Ecotourism celebrates the hyper-local importance of regional biodiversity and geography. It helps visitors appreciate the beauty of animals and plants without impacting them with pollution, excessive water and energy use and overcrowding.
How to respect and enrich local culture through ecotourism
It’s important to realize that tourism can be an intense and jarring experience for locals. As travellers, it’s our responsibility to minimize the level of culture shock we bring to a place.
The World Tourism Organization recommends doing research on the local culture before you travel. Find out what foods locals eat, which languages they speak and their customs and taboos. Browse Wikipedia to get a basic understanding of the region’s history.
Follow your interests. If you like art, for example, make that your point of entry into the culture. One of the easiest ways to access a culture is to learn about the local cuisine.
It’s always helpful to learn a few words of the local language or dialect before you travel. But make sure you use a reliable source for phrases and try to mimic to the pronunciation using sound clips.

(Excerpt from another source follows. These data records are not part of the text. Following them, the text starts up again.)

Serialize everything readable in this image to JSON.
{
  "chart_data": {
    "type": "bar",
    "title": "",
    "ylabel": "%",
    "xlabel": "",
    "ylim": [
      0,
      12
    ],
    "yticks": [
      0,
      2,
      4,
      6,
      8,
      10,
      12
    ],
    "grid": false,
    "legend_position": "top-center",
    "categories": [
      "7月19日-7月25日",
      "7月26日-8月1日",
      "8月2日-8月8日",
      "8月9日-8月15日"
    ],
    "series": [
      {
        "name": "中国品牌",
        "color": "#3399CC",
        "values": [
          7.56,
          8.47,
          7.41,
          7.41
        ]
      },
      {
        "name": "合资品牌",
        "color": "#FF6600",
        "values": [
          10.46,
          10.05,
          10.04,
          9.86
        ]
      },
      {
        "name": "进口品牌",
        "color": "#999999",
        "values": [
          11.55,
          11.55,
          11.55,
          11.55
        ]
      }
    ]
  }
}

How ecotourism can support local sustainability and conservation
Sustainable travel has become so popular that about 60 percent of all leisure travellers in the U.S. are prioritizing the environment through ecotourism on their vacations. Usually, a percent of the money earned on tours gets donated to local conservation efforts. Research the local area to find ecotours that support local nature preserves, indigenous people, or other conservation efforts such as tree planting and restoration.
How to be a DIY ecotourist
If you keep the principles of ecotourism in mind you can easily plan your own low-impact and culturally significant DIY ecotourism adventure. Here are a few ideas:
- Research the local pain points of an area. Learn the mistakes tourists have made in the past and avoid them.
- If you are traveling from the U.S. to developing countries, be aware of your privilege and respect the local economy. Understand that a fair price may sometimes cost more than you expect.
- Research and visit UNESCO Cultural Heritage Sites.
- Go on day trips or guided hikes through nature preserves.
- Use sites like iNaturalist or Plantnet to identify local flora.
- Don’t buy wildlife products or take animal rides to protect local species.
- Go by foot, bike, or bus to reduce your transportation footprint.
- Find smaller “mom and pop” restaurants for a local dining experience.
- Purchase one-of-a-kind local handicrafts from artisans.
- Follow the local bathroom and water customs. If they don’t flush toilet paper down the toilet, respect the rules.
- Try going smartphone free for a day and reduce your electricity use.
- Dare to live off the grid on vacation.
- Make new friends. Politely ask questions and stay open minded. You never know who you’ll meet or what you’ll find out.
Travel closer to home this summer to cut down on carbon emissions.